This 103 year old SE5a is the only original airworthy example of its type. It is owned and operated by The Shuttleworth Collection from their airfield at Old Warden and has a combat record.
Built by Wolseley Motors and powered by a Wolseley Viper 200 engine, it flew with 84 Squadron Royal Air Force in France in November 1918. It was in combat on 10th November, the day before the armistice, flown by Major Charles Edward Murray Pickthorn MC, the squadron commander, when he destroyed a Fokker D.VII in the vicinity of Chimay, Belgium.
After WW1 it was bought, with others, by Major J C Savage for his skywriting business, registered G-EBIA and used from 1924 to 1928. It was then put into store.
In 1955 it was recovered from inside the roof of the Armstrong Whitworth flight shed at Baginton and restored for The Shuttleworth Collection by staff and apprentices at the Royal Aircraft Establishment, Farnborough. It flew again in August 1959 fitted with a geared Hispano Suiza. The crankshaft of this engine sheared in flight in 1975 and the aircraft was rebuilt with a 200hp Wolseley Viper.
The SE5a was extensively refurbished in 2007 and is now displayed back in the colours and markings of 84 Squadron, with its original code of
F-904.
The Royal Aircraft Factory SE5 (Scout Experimental 5) was developed in response to a call from the Royal Flying Corps (RFC) for a fighter that was superior to the enemy’s machines. Powered by the new 150 hp Hispano-Suiza water-cooled engine, the first of three prototypes flew on 22nd November 1916. Two of the prototypes crashed during testing. After appropriate modifications, the SE5 entered service with 56 Squadron in March 1917 and deployed to France in April.
Pilots liked the SE5 for its handling qualities and strength, but the aircraft was underpowered. It was re-equipped with a more powerful 200 hp engine and re-designated the SE5a.
It was less agile than the Sopwith Camel at lower levels, but faster with a better overall performance at altitude. Armed with only one synchronised .303-in Vickers machine gun, against the Camel’s two, the SE5a also had a wing-mounted Lewis gun so that the pilot could fire at enemy aircraft from below and behind. It could also carry 4 x 18kg Cooper bombs.

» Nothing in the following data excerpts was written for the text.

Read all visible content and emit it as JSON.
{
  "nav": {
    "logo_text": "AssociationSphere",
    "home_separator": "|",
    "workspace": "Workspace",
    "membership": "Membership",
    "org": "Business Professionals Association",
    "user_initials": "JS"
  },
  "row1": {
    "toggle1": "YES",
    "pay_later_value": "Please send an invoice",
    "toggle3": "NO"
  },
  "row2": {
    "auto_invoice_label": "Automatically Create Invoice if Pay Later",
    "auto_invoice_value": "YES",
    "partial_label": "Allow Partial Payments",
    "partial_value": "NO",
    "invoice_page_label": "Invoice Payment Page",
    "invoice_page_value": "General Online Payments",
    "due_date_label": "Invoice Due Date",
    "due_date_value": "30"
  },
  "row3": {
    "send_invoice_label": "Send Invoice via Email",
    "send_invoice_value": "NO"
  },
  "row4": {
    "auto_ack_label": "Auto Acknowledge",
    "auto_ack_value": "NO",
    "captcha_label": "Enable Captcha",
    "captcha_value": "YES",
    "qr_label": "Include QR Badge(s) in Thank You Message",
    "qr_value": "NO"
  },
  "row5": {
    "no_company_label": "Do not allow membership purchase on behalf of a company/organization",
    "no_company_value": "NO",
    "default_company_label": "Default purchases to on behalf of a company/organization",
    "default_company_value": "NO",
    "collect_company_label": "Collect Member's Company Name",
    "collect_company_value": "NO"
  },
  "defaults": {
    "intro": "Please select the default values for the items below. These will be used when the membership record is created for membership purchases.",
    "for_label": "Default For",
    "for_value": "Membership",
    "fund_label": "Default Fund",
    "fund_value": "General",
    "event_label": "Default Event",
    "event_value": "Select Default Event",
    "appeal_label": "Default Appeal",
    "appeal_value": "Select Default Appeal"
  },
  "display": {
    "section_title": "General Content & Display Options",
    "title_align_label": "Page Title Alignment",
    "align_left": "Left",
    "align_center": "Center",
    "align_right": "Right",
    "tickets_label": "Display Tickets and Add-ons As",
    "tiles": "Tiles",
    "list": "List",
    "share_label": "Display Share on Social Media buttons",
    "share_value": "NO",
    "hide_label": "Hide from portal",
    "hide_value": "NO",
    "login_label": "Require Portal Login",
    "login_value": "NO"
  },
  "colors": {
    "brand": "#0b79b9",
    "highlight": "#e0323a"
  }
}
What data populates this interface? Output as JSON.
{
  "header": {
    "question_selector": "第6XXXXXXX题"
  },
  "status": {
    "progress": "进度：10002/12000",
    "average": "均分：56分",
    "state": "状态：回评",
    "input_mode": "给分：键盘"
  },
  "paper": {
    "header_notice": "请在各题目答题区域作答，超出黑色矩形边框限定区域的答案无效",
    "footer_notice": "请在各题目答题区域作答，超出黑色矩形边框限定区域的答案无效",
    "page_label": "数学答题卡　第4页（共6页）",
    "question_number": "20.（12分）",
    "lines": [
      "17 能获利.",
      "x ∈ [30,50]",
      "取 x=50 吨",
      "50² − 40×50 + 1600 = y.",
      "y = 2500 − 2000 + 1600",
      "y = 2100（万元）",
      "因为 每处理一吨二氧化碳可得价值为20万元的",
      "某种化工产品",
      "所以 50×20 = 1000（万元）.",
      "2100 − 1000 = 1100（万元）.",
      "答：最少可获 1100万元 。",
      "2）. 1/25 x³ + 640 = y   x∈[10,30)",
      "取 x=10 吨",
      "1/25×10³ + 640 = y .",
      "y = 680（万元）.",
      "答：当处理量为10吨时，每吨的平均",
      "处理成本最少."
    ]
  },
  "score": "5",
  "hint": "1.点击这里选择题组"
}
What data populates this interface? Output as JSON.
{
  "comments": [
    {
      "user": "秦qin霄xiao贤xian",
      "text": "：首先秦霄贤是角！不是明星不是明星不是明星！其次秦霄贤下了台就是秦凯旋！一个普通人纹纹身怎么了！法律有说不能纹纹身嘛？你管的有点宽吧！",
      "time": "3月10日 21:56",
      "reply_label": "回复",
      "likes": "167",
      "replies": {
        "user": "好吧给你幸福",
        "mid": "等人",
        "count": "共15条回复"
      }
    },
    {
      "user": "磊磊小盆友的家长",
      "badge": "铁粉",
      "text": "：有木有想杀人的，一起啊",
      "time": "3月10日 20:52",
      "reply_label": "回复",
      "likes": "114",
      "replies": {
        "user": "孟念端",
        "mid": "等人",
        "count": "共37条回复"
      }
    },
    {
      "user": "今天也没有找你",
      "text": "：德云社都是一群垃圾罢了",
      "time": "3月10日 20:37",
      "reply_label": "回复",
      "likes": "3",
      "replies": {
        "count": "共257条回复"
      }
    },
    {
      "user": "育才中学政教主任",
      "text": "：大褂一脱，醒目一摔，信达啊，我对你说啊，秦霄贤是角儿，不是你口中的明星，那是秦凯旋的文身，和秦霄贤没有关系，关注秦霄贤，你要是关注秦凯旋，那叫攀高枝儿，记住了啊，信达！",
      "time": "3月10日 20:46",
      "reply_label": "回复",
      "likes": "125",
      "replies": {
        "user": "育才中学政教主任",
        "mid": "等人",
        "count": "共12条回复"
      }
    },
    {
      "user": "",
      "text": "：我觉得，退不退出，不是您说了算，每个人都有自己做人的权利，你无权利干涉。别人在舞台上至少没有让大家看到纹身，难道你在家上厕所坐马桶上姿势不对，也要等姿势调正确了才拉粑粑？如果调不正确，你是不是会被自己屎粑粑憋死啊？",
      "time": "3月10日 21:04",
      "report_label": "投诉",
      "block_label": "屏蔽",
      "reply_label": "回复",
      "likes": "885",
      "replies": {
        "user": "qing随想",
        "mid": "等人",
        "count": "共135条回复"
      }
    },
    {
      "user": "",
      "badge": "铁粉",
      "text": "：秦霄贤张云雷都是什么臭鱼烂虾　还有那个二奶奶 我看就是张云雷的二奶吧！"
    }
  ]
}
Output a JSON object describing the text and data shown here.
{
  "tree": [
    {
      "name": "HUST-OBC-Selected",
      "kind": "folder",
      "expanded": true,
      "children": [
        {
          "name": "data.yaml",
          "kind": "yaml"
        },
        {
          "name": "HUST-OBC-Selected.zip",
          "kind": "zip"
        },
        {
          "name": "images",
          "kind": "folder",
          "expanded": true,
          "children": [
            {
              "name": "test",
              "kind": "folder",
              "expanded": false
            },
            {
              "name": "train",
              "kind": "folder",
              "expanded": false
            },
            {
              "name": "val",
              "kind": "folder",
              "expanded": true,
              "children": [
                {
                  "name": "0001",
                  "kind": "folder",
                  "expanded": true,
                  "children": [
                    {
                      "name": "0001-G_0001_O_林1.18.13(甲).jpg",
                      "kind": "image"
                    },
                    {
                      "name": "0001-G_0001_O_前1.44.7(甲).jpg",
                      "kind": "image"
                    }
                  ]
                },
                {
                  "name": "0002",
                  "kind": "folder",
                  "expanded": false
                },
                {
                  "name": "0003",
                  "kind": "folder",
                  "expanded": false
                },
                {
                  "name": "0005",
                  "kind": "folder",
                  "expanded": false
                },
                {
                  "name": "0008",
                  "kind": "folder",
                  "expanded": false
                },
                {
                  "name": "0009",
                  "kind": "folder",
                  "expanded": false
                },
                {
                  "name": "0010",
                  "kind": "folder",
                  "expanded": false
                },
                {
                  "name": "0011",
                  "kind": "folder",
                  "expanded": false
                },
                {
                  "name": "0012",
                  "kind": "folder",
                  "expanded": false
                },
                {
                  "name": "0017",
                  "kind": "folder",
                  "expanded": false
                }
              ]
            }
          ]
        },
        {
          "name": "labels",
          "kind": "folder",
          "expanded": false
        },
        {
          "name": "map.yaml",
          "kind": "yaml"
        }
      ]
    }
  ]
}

From June 1917, more units were equipped with the aircraft but it was not until well into 1918 that it was available in the required numbers. By the end of WW1, 21 British and 2 US squadrons operated the SE5a.
Many Allied aces flew the aircraft – Albert Ball achieved 17 of 44 victories flying the SE5 and the SE5a was flown by Bishop, Mannock and McCudden.
77 SE5s were built before the advent of the SE5a, of which 5,000 were made.
This Bristol M1C Monoplane Scout 'Bullet' is a replica, owned and operated by the Shuttleworth Collection. It represents machine C4918 - one of eight Bristol M1Cs of 'C' Flight, 72 Squadron, RAF at Mirjana, Mesopotamia (north of Baghdad in what is now Iraq) in the Spring of 1918, when they flew reconnaissance and fighter missions from a number of Landing Grounds in the area.
The Bristol M.1A Scout Monoplane was produced by Bristol as a private venture, flying for the first time at Filton on 14th July 1916.
Designed by Frank Barnwell, it featured shoulder-mounted wire braced monoplane wings and a large domed prop spinner closely faired to the circular cowling of its 110 hp Clerget rotary engine. This was mounted at the front of a faired circular-section fuselage.
Barnwell had identified during the opening years of World War 1 that existing biplanes lacked performance and he specifically configured a circular cross-section fuselage of wooden and fabric construction for maximum speed. The M.1A could achieve 132 mph and climb to 10,000 ft in 8 minutes 30 seconds. The only real criticism made by the War Office Evaluation pilots was poor forward and downward vision.
Four modified M.1B's were ordered with a pyramidical cabane structure and Vickers machine gun mounted in the port wing root, although the design was rejected for use on the Western Front due to its landing speed, which at 49mph was too fast for the majority of the French airfields. Despite it being up to 50mph faster than any enemy aircraft in the sky at the time, many also considered it inherently unsafe in combat.
The RFC imposed a ban on monoplanes after the crash of a Bristol Coanda monoplane and despite the 1913 Monoplane Committee clearing the type, the deep-rooted suspicion of single wing aeroplanes continued.
The production aircraft, of which 125 were ordered on 3rd August 1917, were the M.1C with a 110 hp Le Rhône engine and a single forward-firing Vickers gun mounted on the centreline. As a result of the lack of acceptance on the Western Front, the type was operationally based mainly overseas, flying in the Balkans and Middle East and in use in countries such as Chile.